Trump nahm es gegen Corona: Auch viele deutsche Ärzte verschrieben Malaria-Mittel

Trump findet es als Corona-Prophylaxe gut: Hydroxychloroquin, ein Malaria-Mittel. Seine Wirksamkeit bei der Behandlung von Covid-19-Patienten ist hoch umstritten. Nun kommt aber heraus, dass es möglichweise auch in Deutschland vielfach gegen Corona angewendet wurde.

Er habe „sehr gute Dinge“ über das Medikament gehört, sagte US-Präsident Donald Trump vor einigen Monaten über Hydroxychloroquin. Er nehme das Malaria-Mittel deshalb als Corona-Prophylaxe ein. Das Unverständnis für diesen Schritt Trumps war groß, auch in Deutschland. Schließlich ist der Einsatz von Hydroxychloroquin bei der Behandlung von Covid-19-Patienten weiterhin sehr umstritten. Seine Wirksamkeit ist wissenschaftlich nach wie vor nicht nachgewiesen. Nun kommt aber heraus, dass Hydroxychloroquin möglichweise auch in Deutschland vielfach gegen Corona angewendet wurde.

Bekamen tausende Patienten Hydroxychloroquin gegen Corona?

Wurden nämlich im Februar, also kurz vor dem Ausbruch der Pandemie, geschätzt rund 704.000 Tagesdosen Hydroxychloroquin abgegeben, waren es im März, dem Ausbruchsmonat, schon fast 1,06 Millionen, wie der „Spiegel“ berichtet.  Das geht dem Bericht zufolge aus einer vorläufigen Auswertung des Wissenschaftlichen Instituts der AOK hervor. Demnach wurde das Medikament fast 10.000 Patienten mehr verschrieben als im Monat zuvor, so die AOK-Analyse.

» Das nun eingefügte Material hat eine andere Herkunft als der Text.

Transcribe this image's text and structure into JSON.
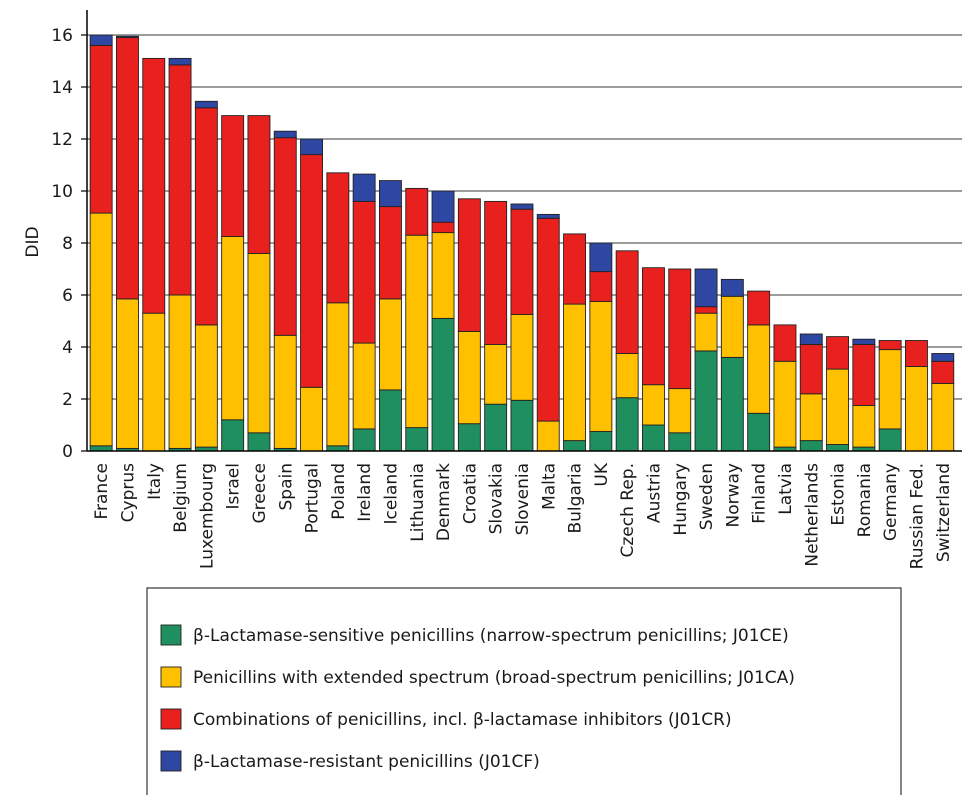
{
  "chart_data": {
    "type": "bar",
    "stacked": true,
    "ylabel": "DID",
    "ylim": [
      0,
      16
    ],
    "yticks": [
      0,
      2,
      4,
      6,
      8,
      10,
      12,
      14,
      16
    ],
    "grid": true,
    "legend_position": "bottom",
    "categories": [
      "France",
      "Cyprus",
      "Italy",
      "Belgium",
      "Luxembourg",
      "Israel",
      "Greece",
      "Spain",
      "Portugal",
      "Poland",
      "Ireland",
      "Iceland",
      "Lithuania",
      "Denmark",
      "Croatia",
      "Slovakia",
      "Slovenia",
      "Malta",
      "Bulgaria",
      "UK",
      "Czech Rep.",
      "Austria",
      "Hungary",
      "Sweden",
      "Norway",
      "Finland",
      "Latvia",
      "Netherlands",
      "Estonia",
      "Romania",
      "Germany",
      "Russian Fed.",
      "Switzerland"
    ],
    "series": [
      {
        "name": "β-Lactamase-sensitive penicillins (narrow-spectrum penicillins; J01CE)",
        "color": "#1f8f5f",
        "values": [
          0.2,
          0.1,
          0.0,
          0.1,
          0.15,
          1.2,
          0.7,
          0.1,
          0.0,
          0.2,
          0.85,
          2.35,
          0.9,
          5.1,
          1.05,
          1.8,
          1.95,
          0.0,
          0.4,
          0.75,
          2.05,
          1.0,
          0.7,
          3.85,
          3.6,
          1.45,
          0.15,
          0.4,
          0.25,
          0.15,
          0.85,
          0.0,
          0.0
        ]
      },
      {
        "name": "Penicillins with extended spectrum (broad-spectrum penicillins; J01CA)",
        "color": "#ffc000",
        "values": [
          8.95,
          5.75,
          5.3,
          5.9,
          4.7,
          7.05,
          6.9,
          4.35,
          2.45,
          5.5,
          3.3,
          3.5,
          7.4,
          3.3,
          3.55,
          2.3,
          3.3,
          1.15,
          5.25,
          5.0,
          1.7,
          1.55,
          1.7,
          1.45,
          2.35,
          3.4,
          3.3,
          1.8,
          2.9,
          1.6,
          3.05,
          3.25,
          2.6
        ]
      },
      {
        "name": "Combinations of penicillins, incl. β-lactamase inhibitors (J01CR)",
        "color": "#e8201e",
        "values": [
          6.45,
          10.05,
          9.8,
          8.85,
          8.35,
          4.65,
          5.3,
          7.6,
          8.95,
          5.0,
          5.45,
          3.55,
          1.8,
          0.4,
          5.1,
          5.5,
          4.05,
          7.8,
          2.7,
          1.15,
          3.95,
          4.5,
          4.6,
          0.25,
          0.0,
          1.3,
          1.4,
          1.9,
          1.25,
          2.35,
          0.35,
          1.0,
          0.85
        ]
      },
      {
        "name": "β-Lactamase-resistant penicillins (J01CF)",
        "color": "#2e47a3",
        "values": [
          0.4,
          0.05,
          0.0,
          0.25,
          0.25,
          0.0,
          0.0,
          0.25,
          0.6,
          0.0,
          1.05,
          1.0,
          0.0,
          1.2,
          0.0,
          0.0,
          0.2,
          0.15,
          0.0,
          1.1,
          0.0,
          0.0,
          0.0,
          1.45,
          0.65,
          0.0,
          0.0,
          0.4,
          0.0,
          0.2,
          0.0,
          0.0,
          0.3
        ]
      }
    ]
  }
}
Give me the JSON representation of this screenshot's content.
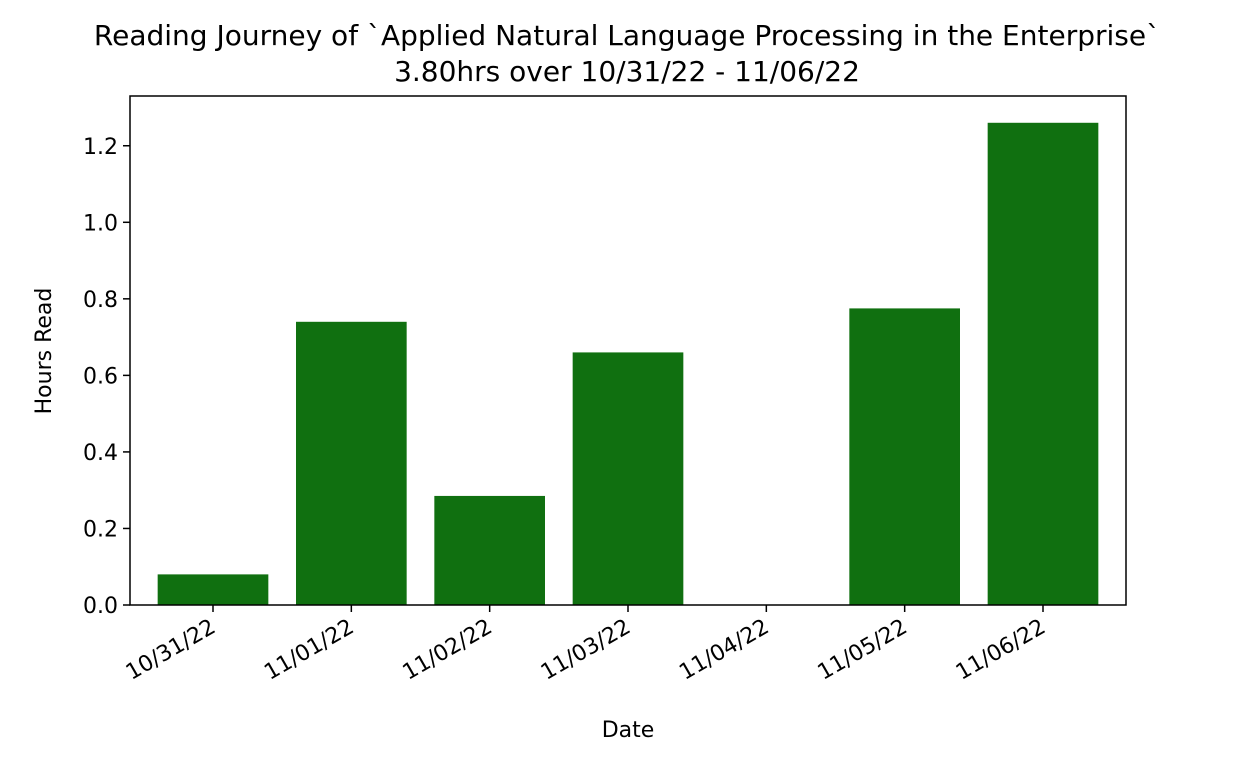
{
  "chart_data": {
    "type": "bar",
    "title": "Reading Journey of `Applied Natural Language Processing in the Enterprise`",
    "subtitle": "3.80hrs over 10/31/22 - 11/06/22",
    "xlabel": "Date",
    "ylabel": "Hours Read",
    "categories": [
      "10/31/22",
      "11/01/22",
      "11/02/22",
      "11/03/22",
      "11/04/22",
      "11/05/22",
      "11/06/22"
    ],
    "values": [
      0.08,
      0.74,
      0.285,
      0.66,
      0.0,
      0.775,
      1.26
    ],
    "ylim": [
      0,
      1.33
    ],
    "yticks": [
      0.0,
      0.2,
      0.4,
      0.6,
      0.8,
      1.0,
      1.2
    ],
    "ytick_labels": [
      "0.0",
      "0.2",
      "0.4",
      "0.6",
      "0.8",
      "1.0",
      "1.2"
    ],
    "bar_color": "#107010",
    "grid": false,
    "legend": false
  }
}
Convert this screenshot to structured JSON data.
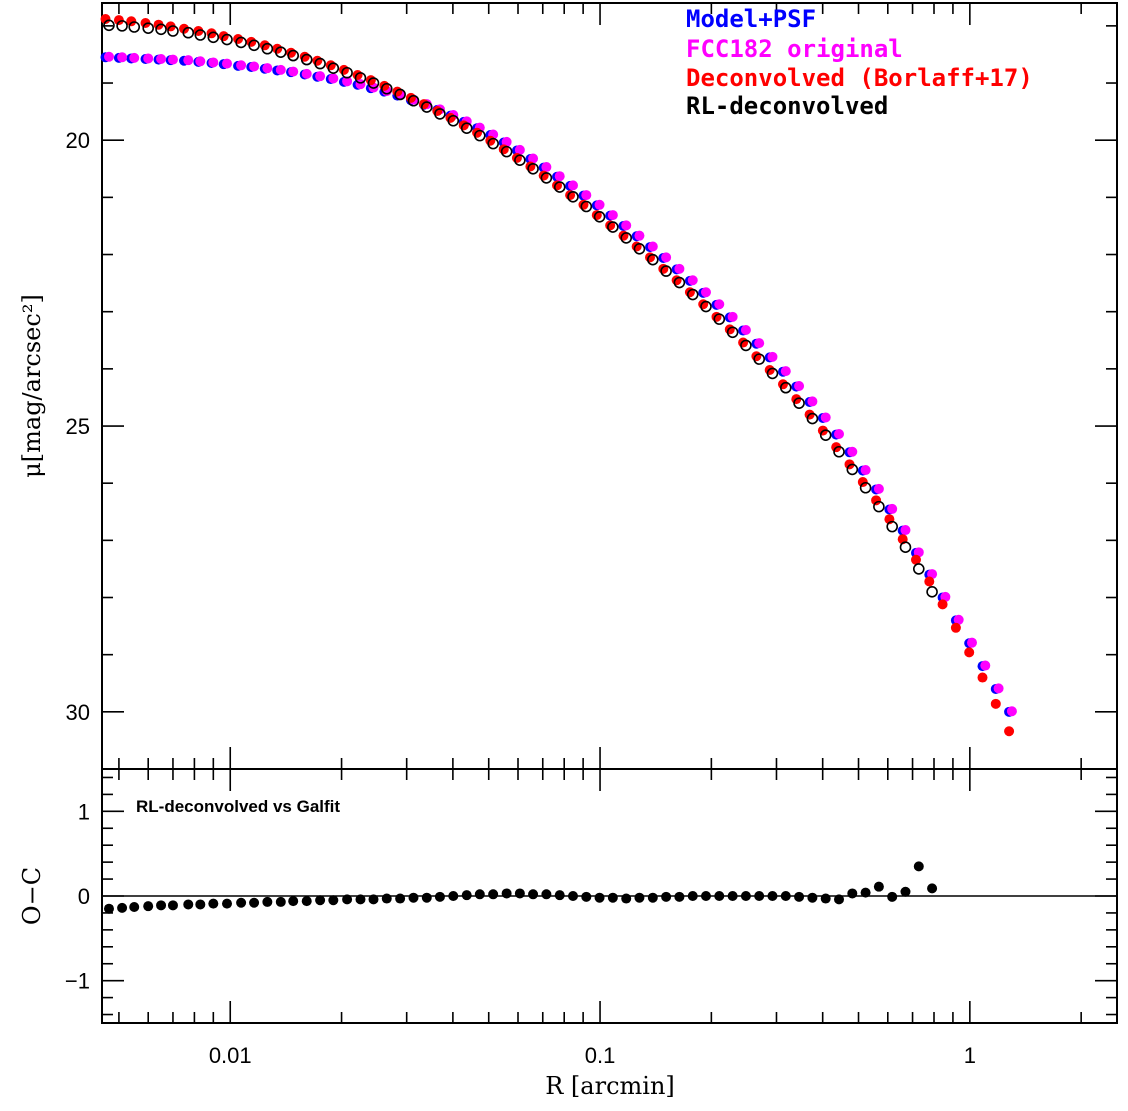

Die Auswertung umfasse Verschreibungen durch niedergelassene Ärzte zu Lasten der gesetzlichen Krankenversicherungen, die durch eine Hochrechnung der AOK-Daten erfolgte. Im April und Mai seien die Zahlen zwar wieder gesunken, blieben aber auf einem höheren Niveau als im Vorjahr. Im Juni lagen die Werte demnach dann unter dem Durchschnitt des Vorjahres.

Malaria-Mittel in Europa nie gegen Corona zugelassen

Neben Trump hatte das Mittel auch wiederholt auch von Brasiliens Staatschef Jair Bolsonaro beworben, In den USA hatte Hydroxychloroquin kurzzeitig eine Notfallzulassung für die Behandlung von Covid-19 bekommen. In Europa wurde es nie dafür zugelassen. Offenbar scherten sich viele Ärzte aber nicht um die fehlende Zulassung für Deutschland, wie die AOK-Analyse zeige.

Eigentlich wäre in dieser Zeit aufgrund der bestehenden Reisewarnungen sogar ein Rückgang der Verordnungszahlen für Hydroxychloroquin plausibler gewesen, so der AOK-Bundesverband. Doch stattdessen schnellten die Verordnungszahlen nach oben, heißt es in dem Bericht.